ECONOMY

Unemployment hits young people hard

BRUSSELS – The financial crisis has hit young workers particularly hard, with one in four people under 25 years old in Greece without a job, according to data released yesterday by Eurostat. Across the European Union, there were as many as 5 million unemployed young people in the 15-24 age group in the first quarter of the year, or 18.3 percent, with Greece near the top of the jobless rate list. The average unemployment figure for the EU stood at 8.2 percent in the same period. Jobless young people increased by 3.7 percent on a yearly basis, against a rate of 1.5 percent on average in the bloc. Unemployment for people under 25 rose in all EU states except for Bulgaria. Greece’s 24.2 percent rate was only behind Spain’s (33.6 percent), Latvia’s (28.2 percent) and Italy’s (24.9 percent).

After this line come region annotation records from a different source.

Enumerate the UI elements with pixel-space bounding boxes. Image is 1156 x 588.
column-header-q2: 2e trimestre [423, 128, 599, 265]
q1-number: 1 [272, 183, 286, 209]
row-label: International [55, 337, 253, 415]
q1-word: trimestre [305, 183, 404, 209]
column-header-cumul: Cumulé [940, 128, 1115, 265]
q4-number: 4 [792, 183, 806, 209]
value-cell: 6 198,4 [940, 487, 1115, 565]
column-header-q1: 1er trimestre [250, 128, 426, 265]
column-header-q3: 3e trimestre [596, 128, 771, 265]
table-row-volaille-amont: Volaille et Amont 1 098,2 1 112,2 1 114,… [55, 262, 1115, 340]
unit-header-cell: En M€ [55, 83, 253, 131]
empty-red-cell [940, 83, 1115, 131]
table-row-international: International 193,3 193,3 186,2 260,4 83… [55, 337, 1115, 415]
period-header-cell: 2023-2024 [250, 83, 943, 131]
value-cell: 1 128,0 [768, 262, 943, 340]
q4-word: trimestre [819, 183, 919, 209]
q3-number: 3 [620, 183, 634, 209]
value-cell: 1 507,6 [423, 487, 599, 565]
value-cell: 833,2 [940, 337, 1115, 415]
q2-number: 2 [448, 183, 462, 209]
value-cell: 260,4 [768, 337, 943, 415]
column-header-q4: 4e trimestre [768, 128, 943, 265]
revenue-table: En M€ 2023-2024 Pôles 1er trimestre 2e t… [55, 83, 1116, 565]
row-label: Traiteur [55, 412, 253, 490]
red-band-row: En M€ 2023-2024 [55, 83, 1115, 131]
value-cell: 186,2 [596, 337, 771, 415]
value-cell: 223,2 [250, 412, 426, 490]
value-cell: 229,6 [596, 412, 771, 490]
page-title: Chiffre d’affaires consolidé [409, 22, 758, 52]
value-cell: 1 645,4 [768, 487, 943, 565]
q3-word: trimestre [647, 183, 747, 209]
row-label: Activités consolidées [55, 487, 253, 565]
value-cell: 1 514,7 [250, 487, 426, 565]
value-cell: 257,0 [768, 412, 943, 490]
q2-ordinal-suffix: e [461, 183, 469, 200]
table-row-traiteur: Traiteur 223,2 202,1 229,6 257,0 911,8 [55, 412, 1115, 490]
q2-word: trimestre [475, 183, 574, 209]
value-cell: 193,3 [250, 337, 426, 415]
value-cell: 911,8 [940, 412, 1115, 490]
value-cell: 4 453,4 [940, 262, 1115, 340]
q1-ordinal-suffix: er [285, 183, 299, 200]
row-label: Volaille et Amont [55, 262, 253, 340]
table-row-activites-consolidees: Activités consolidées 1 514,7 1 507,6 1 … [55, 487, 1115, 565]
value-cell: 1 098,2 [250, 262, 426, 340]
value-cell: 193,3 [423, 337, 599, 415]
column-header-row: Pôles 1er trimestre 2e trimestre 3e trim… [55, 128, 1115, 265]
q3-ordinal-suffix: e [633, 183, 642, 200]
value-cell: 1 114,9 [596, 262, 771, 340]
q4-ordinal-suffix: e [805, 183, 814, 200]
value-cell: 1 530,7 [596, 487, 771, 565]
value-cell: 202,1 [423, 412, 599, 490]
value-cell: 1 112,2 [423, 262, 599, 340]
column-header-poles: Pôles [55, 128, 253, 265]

In this country, there were 77,000 unemployed young people in early 2008, a rate of 22.2 percent, but their number rose by about 9,000 within a year. Although in the EU joblessness for young people affects mostly men, in Greece it is women who are worst off, as their rate of unemployment is almost double that of the EU average. The young men’s percentage is close to the European average. In general, unemployment in May in the EU reached its highest level since May 1999 and the highest percentage since June 2005 in the entire bloc.